Similar to those little girls, the memories I have with my father are probably stored in boxes too. The difference is, the boxes I chose to store those memories in have faded in color. The pink I attempted to color each one in is smeared by years of tears and doubts creating a weld that won’t allow me access. For most of my teenage and adult years they’ve all been stocked away in this huge mind-shed that I, at some point in my life, spray painted “Daddy issues” on the front of and mummified with caution tape.
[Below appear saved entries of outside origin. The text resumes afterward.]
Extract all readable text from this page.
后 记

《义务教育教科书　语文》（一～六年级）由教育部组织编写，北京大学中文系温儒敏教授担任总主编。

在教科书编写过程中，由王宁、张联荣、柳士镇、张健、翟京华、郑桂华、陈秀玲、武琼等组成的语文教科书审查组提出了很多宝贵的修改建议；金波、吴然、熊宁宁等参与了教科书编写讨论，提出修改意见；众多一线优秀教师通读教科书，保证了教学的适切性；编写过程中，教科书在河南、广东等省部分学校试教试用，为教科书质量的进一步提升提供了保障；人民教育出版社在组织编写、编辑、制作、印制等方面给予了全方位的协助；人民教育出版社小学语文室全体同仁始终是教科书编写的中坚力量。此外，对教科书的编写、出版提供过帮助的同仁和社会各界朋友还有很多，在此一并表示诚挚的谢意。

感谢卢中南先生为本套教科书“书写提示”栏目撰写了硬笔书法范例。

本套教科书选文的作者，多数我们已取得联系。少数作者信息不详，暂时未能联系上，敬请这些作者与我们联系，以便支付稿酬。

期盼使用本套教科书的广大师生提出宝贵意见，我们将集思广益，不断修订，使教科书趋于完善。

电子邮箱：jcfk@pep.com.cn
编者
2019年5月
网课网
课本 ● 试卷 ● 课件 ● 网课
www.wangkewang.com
It’s been almost 10 years since I last spent any significant amount of time with my dad. There are a few visits, a few phone calls, and a few dinners. There is him meeting my son for the first and only time. But, I haven’t put many new boxes into the shed. For some reason, as an adult, a lot of the memories I made involving him didn’t require special storage. I made sense of them as they were happening and they’re just thrown in the normal storage centers of my brain. They’re easy to recall. There is Christmas time visits and birthday dinners… and then those all fade into a cascade of phone conversations we’ve had. They don’t bother me and when asked about my dad they’re the memories I first recall. “I see him here and there. I think we last talked a few months ago,” I’d say or “I haven’t talked to him in over two years.”

Two… years…

I can hear myself saying it now.

It stings.

I wonder what he thought of the two years we went without talking. I wonder if he was sad or hurt to miss all the things that happened during those two years. I sometimes wonder if he realized it had been two years. I didn’t think about it unless I was ask. Then there were times when I was explaining “My dad, like my step dad, not my real dad” that those little smeared, pink boxes would rattle around.

Then there’s that phone call he made a few weeks ago. He had called and we had talked and he had planned a visit. I think I rolled my eyes at the thought. I think I even complained about it. Now, that he’s gone, it’s hard to admit that. I get some peace from that phone call because I know the last thing we said hanging up was “I love you.” I said it to him and he said it to me. I can hear him say “sweetheart.” That phone call is going to help to heal me.

He didn’t make it for that visit. He called to reschedule and I hadn’t called back. I didn’t call back. I can’t ever call back. That… will haunt me.

These last three days, while my dad lie practically lifelessly in a hospital bed, I made frequent trips into his room. I stood next to him. I held his swollen, numb hands. I rubbed his cold arms. I stared blankly at the machines around him. My thoughts were meshed with the hum of the ventilator that was sustaining him. I cried. And ultimately, I reluctantly and fearfully struggled to opened that shed. I opened just a few of those smeared-pink boxes. I told him about them. I shared with him my favorite memories.

The thing is, grief has no voice. Allow me to share with you, that when it finds a voice, it tells a remarkable story. My grief’s story was not one of moans and screams and desperate pleas. It was not a story of a single, overwhelming moment of heartbreak.

It was just me.

It was me muttering to myself as I stood next to him trying to grasp why I had been so afraid to open all of those boxes. It was me raising my voice to tell him he was forgiven and that he was loved in spite of the years we lost to bitterness and busy schedules. It was anger. It was regret. It was pity. It was sadness.

If I would’ve known that the last words I’d say to my father would be words I wasn’t sure he could hear, I would’ve said them sooner. I would have called him back. I would’ve written a letter and hand delivered it in hopes that we could somehow open all of those boxes… maybe repaint them bright pink…

Although, pink doesn’t really seem like us.